Siendo consciente del privilegio del cual gozaba, Nínive no dudaba en aprovechar cada segundo del que disponía para exprimir toda aquella información que atesoraba en sus estanterías. Por eso, todos los días, después del trabajo y tras haber hecho sus tareas domésticas, paseaba dubitativa por la biblioteca para elegir aquel documento que la ilustrara, resolviera sus dudas o diera ideas para hacer realidad alguna nueva creación.

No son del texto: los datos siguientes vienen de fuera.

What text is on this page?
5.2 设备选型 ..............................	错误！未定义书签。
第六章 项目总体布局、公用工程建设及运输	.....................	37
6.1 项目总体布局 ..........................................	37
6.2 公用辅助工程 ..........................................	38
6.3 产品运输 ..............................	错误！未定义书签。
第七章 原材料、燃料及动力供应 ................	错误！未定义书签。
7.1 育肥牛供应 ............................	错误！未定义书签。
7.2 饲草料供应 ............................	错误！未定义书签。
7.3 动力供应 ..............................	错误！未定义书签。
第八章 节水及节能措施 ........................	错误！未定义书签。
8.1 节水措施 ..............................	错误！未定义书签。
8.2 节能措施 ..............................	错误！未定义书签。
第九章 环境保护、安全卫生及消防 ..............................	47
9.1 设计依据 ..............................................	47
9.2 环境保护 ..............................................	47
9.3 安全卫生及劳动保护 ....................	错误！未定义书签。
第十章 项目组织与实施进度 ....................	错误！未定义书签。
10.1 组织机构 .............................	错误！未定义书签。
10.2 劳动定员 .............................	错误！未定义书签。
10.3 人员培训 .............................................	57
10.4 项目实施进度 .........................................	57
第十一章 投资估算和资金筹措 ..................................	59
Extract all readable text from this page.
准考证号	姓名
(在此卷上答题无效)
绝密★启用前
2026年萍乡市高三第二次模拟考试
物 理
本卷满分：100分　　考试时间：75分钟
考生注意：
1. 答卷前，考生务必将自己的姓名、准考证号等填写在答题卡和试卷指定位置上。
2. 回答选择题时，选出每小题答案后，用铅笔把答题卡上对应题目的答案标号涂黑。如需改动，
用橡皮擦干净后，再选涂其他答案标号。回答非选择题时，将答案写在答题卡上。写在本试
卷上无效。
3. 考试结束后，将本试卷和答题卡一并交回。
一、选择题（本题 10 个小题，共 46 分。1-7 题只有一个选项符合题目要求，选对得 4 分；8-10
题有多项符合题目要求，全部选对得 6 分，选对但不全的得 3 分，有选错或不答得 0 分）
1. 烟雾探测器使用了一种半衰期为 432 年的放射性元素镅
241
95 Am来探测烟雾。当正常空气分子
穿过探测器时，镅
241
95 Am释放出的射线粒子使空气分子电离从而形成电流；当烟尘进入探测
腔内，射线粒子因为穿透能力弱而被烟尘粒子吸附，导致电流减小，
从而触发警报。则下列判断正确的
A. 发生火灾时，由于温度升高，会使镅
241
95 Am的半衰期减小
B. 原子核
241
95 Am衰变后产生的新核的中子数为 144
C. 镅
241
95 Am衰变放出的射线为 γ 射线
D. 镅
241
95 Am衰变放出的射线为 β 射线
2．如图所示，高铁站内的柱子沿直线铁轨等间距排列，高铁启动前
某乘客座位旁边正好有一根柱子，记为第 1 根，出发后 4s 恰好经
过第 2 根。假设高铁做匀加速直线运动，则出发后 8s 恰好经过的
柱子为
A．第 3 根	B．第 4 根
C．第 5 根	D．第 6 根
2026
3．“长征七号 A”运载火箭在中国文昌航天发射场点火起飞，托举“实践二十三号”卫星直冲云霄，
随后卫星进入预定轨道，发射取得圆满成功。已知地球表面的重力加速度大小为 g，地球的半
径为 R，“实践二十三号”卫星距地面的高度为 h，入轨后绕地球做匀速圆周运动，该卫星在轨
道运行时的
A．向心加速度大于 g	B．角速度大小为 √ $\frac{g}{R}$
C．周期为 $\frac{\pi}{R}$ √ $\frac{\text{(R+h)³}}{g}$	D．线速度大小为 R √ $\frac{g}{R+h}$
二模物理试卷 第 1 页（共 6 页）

No obstante, últimamente había algo que le alejaba de sus menesteres habituales y le preocupaba: había visto como un gran porcentaje de plantas y árboles había enfermado gravemente, bastantes hasta la muerte, sin encontrar el motivo. Por eso, su objetivo hoy era recabar toda la información posible a pie de campo, para poder encontrar más tarde en su casa algún remedio a aquel mal tan extraño. De no ser así, pronto irremediablemente morirían más especies y con ello posteriormente, los distintos ecosistemas que en los parques se habían formado desaparecerían por siempre.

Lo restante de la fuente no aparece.